Author's reply

The primary efficacy measures from our paper about treatment effect at week 24 (Blomhoff et al, 2001) are reported in the method section of the paper about the follow-up study (Haug et al, 2003). In the pairwise comparisons, combined sertraline and exposure and sertraline alone were significantly superior to placebo, while a non-significant trend towards increased efficacy of exposure alone compared with placebo was reported.

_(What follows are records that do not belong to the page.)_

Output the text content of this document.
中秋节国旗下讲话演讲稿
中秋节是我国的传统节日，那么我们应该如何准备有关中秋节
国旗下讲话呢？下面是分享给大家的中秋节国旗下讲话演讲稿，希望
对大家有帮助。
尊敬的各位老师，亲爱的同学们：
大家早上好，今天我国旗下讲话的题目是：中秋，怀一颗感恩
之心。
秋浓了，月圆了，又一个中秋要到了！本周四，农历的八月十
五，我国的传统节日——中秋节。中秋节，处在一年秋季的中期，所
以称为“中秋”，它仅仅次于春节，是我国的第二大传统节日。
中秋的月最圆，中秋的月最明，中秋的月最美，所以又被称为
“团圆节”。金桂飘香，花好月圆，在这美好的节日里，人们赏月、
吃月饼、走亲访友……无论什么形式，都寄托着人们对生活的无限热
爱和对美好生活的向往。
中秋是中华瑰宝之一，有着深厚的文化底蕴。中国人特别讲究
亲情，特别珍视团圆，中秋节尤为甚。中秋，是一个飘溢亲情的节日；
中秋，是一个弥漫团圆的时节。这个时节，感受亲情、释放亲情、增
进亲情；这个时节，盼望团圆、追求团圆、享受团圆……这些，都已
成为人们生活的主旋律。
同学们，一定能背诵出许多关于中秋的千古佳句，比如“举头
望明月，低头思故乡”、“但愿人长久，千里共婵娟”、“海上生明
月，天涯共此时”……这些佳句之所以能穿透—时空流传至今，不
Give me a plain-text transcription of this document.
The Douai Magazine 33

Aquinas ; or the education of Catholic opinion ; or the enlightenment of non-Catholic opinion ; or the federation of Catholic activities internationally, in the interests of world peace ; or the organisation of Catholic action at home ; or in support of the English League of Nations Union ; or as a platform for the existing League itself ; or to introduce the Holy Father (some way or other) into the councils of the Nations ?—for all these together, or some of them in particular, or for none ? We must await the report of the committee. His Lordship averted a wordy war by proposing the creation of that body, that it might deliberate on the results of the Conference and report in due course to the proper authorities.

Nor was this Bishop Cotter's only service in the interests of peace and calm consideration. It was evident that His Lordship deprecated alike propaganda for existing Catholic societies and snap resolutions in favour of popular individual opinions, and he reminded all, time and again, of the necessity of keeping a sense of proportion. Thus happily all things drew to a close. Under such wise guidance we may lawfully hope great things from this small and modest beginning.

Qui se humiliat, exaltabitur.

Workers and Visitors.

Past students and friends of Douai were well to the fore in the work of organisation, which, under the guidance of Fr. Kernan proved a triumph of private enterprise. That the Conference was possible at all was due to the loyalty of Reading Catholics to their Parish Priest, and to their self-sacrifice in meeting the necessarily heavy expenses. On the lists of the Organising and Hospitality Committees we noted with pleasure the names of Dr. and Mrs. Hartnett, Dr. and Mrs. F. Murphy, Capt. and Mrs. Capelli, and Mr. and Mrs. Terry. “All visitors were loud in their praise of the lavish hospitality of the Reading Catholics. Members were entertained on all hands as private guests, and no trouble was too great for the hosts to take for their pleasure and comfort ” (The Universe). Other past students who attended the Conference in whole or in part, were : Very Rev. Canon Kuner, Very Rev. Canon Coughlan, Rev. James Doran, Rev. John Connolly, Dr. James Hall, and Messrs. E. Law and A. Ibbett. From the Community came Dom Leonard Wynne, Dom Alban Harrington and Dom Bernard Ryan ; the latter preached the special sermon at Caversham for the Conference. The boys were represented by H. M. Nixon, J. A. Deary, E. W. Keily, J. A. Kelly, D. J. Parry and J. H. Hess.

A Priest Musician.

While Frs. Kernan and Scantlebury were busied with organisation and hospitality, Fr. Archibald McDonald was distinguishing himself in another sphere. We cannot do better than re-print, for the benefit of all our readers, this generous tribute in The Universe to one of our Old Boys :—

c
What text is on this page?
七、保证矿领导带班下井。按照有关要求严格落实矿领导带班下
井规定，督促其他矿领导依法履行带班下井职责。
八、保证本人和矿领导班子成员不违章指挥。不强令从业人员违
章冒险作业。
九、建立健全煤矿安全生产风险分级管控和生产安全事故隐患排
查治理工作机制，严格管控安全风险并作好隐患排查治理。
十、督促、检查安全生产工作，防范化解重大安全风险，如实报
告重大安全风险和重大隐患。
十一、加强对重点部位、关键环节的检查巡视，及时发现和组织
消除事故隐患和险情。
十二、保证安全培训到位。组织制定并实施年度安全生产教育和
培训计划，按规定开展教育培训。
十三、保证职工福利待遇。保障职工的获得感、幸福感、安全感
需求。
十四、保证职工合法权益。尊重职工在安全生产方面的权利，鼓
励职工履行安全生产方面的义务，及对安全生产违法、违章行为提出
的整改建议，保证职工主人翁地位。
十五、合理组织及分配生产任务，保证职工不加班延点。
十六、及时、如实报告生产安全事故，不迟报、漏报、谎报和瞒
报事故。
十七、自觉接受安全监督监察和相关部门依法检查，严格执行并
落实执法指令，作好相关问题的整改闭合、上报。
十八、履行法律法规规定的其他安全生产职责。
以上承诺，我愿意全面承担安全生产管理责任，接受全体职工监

The four study groups had a significant reduction in scores on all social phobia scales from baseline to follow-up. Furthermore, there was no significant difference in scores on primary efficacy measures between the active treatment groups in any of the time-point analyses between week 0 and week 24. In the follow-up analyses we were therefore mainly interested in the changes after cessation of treatment. For the exposure group and the placebo group there was a further improvement in scores on social phobia from week 24 to week 52 and the changes on several of the sub-scales were highly significant. On SF–36, which demonstrates changes in a more global functioning, there was a significant improvement for the exposure alone and the placebo groups, while there was a significant deterioration in both the sertraline-treated groups. Changes in scores on other social phobia scales for the sertraline-treated groups were non-significant, but there was a tendency towards deterioration (Tables 1 and 2, pp. 314–315). We agree that the changes in sertraline-treated groups during the follow-up period were marginal. However, contrasting these minimal changes with the significant improvement in the exposure-treated group, we find it appropriate to conclude that exposure therapy given alone seems to be more beneficial in the long term. Longer follow-up could have added valuable information to this issue. In all groups about 20% of the patients were treated with sertraline during the follow-up period so this could not explain the differences in scores between the groups at week 52.